White House Still Reviewing DACA, Won’t Rule Out Legal Status For Illegals

REUTERS/Jonathan Ernst

Alex Pfeiffer White House Correspondent

WASHINGTON — The White House will not rule out giving legal status to illegal immigrants protected by Deferred Action for Childhood Arrivals.

The program started by former President Barack Obama in 2012 protects around 790,000 illegal immigrants who arrived in the U.S. as minors. DACA protects beneficiaries from deportation and allows them to work. It does not, however, give the recipients legal status — it is instead a form of prosecutorial discretion.

As a presidential candidate, Trump said that he would “immediately terminate” the program, but United States Citizenship and Immigration Services continues to process applications. In Trump’s first few months in office an estimated 98,000 illegal immigrants either signed up for DACA or renewed their status.

White House press secretary Sean Spicer said on Monday that the administration continues to conduct a review of DACA along with other immigration policies. The Daily Caller asked White House deputy press secretary Sarah Huckabee Sanders Thursday if legal status to DACA beneficiaries is an option on the table as the White House conducts its review of the program.

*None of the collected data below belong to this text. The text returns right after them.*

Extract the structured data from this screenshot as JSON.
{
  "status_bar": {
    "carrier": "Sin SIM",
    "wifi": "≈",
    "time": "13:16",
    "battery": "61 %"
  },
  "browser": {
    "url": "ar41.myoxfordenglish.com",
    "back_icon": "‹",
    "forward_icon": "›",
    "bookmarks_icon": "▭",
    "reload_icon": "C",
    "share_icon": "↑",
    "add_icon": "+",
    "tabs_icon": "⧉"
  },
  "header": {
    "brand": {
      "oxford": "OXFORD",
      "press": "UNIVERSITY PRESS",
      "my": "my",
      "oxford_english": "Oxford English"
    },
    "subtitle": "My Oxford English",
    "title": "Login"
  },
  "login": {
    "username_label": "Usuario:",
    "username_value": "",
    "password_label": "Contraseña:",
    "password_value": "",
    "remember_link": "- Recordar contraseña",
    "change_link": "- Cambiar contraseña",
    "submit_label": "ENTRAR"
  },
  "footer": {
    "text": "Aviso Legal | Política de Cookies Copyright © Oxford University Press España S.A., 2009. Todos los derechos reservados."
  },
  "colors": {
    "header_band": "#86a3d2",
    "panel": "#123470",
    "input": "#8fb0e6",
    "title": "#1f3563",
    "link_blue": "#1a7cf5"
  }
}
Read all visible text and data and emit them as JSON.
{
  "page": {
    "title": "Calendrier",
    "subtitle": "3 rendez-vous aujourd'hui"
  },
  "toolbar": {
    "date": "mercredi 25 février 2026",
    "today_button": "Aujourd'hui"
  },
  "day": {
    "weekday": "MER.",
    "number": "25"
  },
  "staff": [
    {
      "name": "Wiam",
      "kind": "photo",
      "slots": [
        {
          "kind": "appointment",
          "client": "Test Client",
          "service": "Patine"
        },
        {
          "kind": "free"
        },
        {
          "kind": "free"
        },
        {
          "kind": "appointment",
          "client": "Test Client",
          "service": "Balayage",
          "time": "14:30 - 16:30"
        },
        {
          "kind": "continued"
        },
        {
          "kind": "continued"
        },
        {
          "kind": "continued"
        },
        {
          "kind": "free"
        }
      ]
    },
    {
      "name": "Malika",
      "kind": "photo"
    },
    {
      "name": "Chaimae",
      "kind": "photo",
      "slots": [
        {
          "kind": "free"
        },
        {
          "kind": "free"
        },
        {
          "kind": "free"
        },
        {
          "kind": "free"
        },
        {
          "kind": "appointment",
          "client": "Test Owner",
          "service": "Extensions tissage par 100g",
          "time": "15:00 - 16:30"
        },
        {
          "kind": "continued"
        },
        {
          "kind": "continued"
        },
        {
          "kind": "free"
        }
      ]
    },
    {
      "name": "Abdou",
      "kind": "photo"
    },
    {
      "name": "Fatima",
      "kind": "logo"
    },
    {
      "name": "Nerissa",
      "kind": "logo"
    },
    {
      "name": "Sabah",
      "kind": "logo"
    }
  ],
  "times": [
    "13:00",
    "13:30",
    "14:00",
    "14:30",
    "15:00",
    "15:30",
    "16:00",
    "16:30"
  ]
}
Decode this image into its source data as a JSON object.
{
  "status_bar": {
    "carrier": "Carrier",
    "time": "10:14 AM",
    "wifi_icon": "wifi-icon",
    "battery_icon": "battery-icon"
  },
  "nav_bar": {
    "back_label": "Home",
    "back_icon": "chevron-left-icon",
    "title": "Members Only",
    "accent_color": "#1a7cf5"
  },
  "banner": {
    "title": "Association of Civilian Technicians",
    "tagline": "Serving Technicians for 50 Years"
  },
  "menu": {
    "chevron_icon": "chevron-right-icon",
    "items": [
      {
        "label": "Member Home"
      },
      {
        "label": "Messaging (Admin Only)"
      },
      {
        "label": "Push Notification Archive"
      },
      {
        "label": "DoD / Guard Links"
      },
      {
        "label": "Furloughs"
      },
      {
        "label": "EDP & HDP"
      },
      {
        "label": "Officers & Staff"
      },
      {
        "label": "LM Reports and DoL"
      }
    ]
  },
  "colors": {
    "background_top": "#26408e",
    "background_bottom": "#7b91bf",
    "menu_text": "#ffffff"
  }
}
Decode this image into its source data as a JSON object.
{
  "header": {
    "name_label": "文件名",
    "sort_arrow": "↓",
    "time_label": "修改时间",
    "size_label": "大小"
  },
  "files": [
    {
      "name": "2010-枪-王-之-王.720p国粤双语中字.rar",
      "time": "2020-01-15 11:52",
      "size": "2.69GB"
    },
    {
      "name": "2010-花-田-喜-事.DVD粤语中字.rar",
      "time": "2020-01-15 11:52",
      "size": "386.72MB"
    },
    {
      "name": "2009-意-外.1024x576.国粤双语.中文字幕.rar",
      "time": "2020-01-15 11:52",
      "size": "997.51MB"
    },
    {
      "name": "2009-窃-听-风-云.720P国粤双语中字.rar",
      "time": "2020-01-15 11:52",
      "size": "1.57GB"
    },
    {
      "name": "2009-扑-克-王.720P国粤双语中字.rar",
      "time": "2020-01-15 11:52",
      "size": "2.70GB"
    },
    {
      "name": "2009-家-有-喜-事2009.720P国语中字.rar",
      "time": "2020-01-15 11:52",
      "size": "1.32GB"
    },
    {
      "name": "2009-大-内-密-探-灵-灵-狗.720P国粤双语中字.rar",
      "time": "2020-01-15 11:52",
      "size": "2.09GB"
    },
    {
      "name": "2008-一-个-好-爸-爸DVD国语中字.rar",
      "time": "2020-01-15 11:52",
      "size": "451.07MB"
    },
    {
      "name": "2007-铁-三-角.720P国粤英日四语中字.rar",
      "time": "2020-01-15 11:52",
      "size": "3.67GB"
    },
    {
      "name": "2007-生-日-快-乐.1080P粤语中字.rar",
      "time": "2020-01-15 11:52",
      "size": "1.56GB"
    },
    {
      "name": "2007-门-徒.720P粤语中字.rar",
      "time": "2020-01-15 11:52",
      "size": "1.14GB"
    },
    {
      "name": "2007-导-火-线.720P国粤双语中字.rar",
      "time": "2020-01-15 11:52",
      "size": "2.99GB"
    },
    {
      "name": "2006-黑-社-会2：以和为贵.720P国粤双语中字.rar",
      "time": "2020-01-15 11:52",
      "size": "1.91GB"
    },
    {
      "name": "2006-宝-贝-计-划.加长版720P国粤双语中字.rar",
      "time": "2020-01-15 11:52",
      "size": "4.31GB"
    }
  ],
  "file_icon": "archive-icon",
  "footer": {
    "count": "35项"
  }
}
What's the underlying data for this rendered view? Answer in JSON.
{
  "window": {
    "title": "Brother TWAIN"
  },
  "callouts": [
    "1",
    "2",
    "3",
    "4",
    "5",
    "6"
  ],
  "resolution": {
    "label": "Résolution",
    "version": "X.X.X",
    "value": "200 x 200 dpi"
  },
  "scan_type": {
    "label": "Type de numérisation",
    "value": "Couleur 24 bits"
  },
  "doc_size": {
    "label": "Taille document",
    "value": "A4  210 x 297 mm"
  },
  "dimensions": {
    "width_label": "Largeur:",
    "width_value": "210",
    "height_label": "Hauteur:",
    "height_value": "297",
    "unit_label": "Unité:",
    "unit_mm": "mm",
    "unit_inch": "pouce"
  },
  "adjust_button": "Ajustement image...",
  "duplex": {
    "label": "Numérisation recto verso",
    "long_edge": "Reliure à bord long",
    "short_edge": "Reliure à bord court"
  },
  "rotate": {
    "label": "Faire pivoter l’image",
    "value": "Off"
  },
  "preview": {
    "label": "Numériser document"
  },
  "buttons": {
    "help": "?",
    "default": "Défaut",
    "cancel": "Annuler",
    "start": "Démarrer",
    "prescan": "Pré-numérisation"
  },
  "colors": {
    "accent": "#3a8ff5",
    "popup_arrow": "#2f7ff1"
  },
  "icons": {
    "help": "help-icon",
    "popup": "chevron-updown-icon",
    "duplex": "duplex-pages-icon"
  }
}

“As of right now, that’s still under review and I don’t have any announcements on the specifics of the program at this time,” Sanders replied.

TheDC followed-up in an email and asked whether the White House can rule out giving amnesty to these 790,000 or so illegal immigrants. White House spokesman Michael Short replied, “No final determination has been made and I’d refer you to the President’s public comments on the topic.”

The president’s comments as a candidate where strongly in favor of ending the program, as he called it “illegal.” However, while in office, he has said that DACA beneficiaries should feel at ease.

Trump told the Associated Press in April that these illegal immigrants should “rest easy,” and that his administration “is not after the Dreamers, we are after the criminals.” This stance has earned President Trump criticism from supporters such as Republican Iowa Rep. Steve King.

King told TheDC in April that he was “disappointed” about Trump’s stance on DACA and suggested that “defenders of the Constitution” may need to sue the president.